Lo que los distinguía de
los italianos, gallegos, polacos, judíos, turcos y otros tantos que habitaban
el barrio, era su piel oscura.
El límite entre mí casa y
las de ellos era un alambrado bajo, oxidado y con agujeros que me permitía
sortearlo cuantas veces quisiera.
Quizas su soledad, solo
alterada por la esporadica llegada de algún sobrino, hizo qué forjaran un
entrañable afecto hacia ese pequeño vecino, que los visitaba diariamente con
los más insólitos pedidos.
Doña Sara, experta
cocinera, se desvivía por darle los gustos a aquel niño; galletas, budines,
postres eran esmeradamente preparados con un ingrediente inigualable: el amor
de Sara.
Un buen día, Sara le pide
a mí madre llevarme al centro de la ciudad, más precisamente al Banco Nación,
de San Martín y Córdoba.
Ramón tenía que cobrar su
jubilación.
Mí madre, con cierto
recelo y atendiendo mis ruegos, accedió.
Seguramente algo en
recompensa por la compañía me esperaba.
En la esquina de Gorriti
y Monteagudo tomamos el tranvía 25. Para mí, viajar en tranvía ya era un
regalo.
Llegamos al banco, don
Ramón se acercó a una caja y, luego de que cambiara unas palabras con el
empleado, noté que su rostro se transformó y escuché un breve rezongo ante el
cajero que solo respondió con un “¡que pase el que sigue!”.
¡Don Ramón no cobraba ese
dia, sino el siguiente!
Salimos en silencio,
comenzamos a caminar por calle Córdoba.
Yo algo sospechaba, que
rápidamente confirmé.
Doña Sara se acerca, en
voz baja y con mucha angustia me dice: “El dinero solo alcanzaba para llegar
hasta el banco, habrá que caminar”.
Siempre de la mano de Sara
comenzamos el lento retorno. Sara, yo y Ramón tomados de la mano.
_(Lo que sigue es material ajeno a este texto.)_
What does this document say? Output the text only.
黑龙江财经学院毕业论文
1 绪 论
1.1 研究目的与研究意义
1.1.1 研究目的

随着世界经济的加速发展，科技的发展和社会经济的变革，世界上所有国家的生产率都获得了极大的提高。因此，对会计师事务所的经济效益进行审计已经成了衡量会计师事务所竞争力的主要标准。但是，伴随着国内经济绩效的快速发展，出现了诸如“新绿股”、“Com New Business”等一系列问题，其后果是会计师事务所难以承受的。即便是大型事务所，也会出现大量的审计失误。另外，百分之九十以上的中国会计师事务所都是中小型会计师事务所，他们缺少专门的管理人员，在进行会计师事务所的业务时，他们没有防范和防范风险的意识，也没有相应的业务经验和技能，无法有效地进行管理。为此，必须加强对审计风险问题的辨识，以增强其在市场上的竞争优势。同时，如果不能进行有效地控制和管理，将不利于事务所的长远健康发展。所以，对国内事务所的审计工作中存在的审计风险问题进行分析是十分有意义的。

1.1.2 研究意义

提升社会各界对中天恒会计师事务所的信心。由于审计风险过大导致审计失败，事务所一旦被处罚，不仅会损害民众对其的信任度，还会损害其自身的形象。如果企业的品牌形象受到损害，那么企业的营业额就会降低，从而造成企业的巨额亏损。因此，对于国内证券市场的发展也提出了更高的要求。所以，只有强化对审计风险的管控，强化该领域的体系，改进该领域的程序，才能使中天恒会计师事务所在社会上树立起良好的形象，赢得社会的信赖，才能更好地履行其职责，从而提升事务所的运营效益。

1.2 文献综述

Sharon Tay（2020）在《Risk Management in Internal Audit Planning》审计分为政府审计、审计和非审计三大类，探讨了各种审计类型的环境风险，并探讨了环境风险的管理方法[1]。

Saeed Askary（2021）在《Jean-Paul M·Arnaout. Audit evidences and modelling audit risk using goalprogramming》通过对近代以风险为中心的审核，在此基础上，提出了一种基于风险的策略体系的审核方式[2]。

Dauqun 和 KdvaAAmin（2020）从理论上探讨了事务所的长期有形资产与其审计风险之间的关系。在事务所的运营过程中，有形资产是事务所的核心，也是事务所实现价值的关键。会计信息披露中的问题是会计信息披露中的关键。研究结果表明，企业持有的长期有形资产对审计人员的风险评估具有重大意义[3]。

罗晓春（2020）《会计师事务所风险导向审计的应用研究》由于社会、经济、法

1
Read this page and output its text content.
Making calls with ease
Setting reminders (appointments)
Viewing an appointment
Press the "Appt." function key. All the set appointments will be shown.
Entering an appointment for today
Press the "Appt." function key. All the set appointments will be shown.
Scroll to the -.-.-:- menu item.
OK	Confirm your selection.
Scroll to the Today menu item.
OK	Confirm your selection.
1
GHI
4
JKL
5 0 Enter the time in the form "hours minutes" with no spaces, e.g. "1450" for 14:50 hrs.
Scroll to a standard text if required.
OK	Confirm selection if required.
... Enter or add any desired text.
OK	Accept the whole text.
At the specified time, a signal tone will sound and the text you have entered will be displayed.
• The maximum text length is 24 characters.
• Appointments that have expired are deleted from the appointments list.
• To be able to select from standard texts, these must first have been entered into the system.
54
A poco de andar alguien me toca el hombro y me acerca unas monedas, y así, en un corto trayecto se sumaron otros. En pocas cuadras lo recaudado excedía el valor de los boletos para volver al barrio.
Hoy el tiempo me devuelve, intacta pero enorme la visión de esos personajes entrañables, caminando por calle Córdoba aferrados de la mano de un niño.